Celine Doumerc est capitaine de l’équipe française de basket féminin.Dimanche 30 Juin 2013, son équipe a été “braquée” par les espagnoles : 70 à 69.
Stupéfaction pour votre blogueuse qui a fait de la devise de Churchill son credo :”No sport” et qui a traîné au cours de ses sept années de lycée un terrible (!) épanchement de synovie qui lui a permis de respecter la promesse faite à son corps.
Un point de différence et Le Monde parle d’une cruelle défaite. On voit des visages bouffis de larmes.Pourquoi ne seraient-elles pas ex-aequo dis-je à un interlocuteur de passage. Il me félicite pour ce qu’il suppose être un trait d’humour!
Les coureurs cyclistes sont à la peine : soit ils se dopent pour parvenir à faire ce qu’on leur demande et ainsi éblouir les foules et les experts en tout genre. Soit ils ne se dopent pas et on ne les voit même pas peiner. Au bord de la route on encensera un jour le coureur manifestement dopé et l’on vouera aux gémonies le même coureur qui aura avoué ou aura été testé positif des années plus tard.

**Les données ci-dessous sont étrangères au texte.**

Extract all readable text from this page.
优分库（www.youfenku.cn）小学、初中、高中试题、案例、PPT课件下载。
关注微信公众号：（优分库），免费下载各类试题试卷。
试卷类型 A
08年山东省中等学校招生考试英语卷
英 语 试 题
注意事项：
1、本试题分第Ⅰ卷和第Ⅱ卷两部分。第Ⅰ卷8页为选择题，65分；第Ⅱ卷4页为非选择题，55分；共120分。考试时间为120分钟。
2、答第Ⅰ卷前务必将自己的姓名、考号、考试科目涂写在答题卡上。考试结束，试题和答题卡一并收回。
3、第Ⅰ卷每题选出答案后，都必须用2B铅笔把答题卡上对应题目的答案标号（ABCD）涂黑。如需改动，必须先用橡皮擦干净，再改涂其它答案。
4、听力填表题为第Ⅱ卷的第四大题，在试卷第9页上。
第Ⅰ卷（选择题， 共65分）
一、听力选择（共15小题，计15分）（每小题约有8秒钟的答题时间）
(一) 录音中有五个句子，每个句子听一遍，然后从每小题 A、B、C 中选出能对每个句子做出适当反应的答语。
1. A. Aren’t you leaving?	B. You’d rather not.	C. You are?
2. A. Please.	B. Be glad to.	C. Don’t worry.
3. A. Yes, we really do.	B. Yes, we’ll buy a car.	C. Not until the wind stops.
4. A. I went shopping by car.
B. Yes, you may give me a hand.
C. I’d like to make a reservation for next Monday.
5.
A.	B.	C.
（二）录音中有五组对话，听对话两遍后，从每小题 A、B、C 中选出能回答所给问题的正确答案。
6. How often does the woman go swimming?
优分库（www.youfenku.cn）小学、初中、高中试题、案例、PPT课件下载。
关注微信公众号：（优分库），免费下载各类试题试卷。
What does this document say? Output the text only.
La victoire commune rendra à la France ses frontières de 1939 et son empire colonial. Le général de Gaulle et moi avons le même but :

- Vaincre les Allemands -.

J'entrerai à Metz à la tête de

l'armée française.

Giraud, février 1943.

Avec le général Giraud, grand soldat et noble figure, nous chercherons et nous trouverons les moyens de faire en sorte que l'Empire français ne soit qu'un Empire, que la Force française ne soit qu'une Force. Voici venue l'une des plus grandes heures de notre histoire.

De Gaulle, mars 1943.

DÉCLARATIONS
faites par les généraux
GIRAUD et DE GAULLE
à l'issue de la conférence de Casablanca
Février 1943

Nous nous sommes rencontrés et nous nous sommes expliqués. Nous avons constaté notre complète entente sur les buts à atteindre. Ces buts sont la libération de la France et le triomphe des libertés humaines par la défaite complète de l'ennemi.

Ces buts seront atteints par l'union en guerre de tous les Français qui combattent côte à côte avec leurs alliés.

Nous passons notre vie à être notés, évalués. Tout y passe: en dehors du sport, la beauté, le leadership politique. On classe aussi les hôpitaux, les universités, les lieux de vacances etc…
Ce discours flirte avec l’idéologie de la décroissance que je ne partage pas du tout.
Je veux juste souligner l’une des conséquences de ces classements/catégorisations, la multiplication des frustrations.
Celles-ci sont au fondement des idéologies fascisantes.
Vous me trouvez excessive ? J’accepte cette critique. Je demande juste que la question soit posée.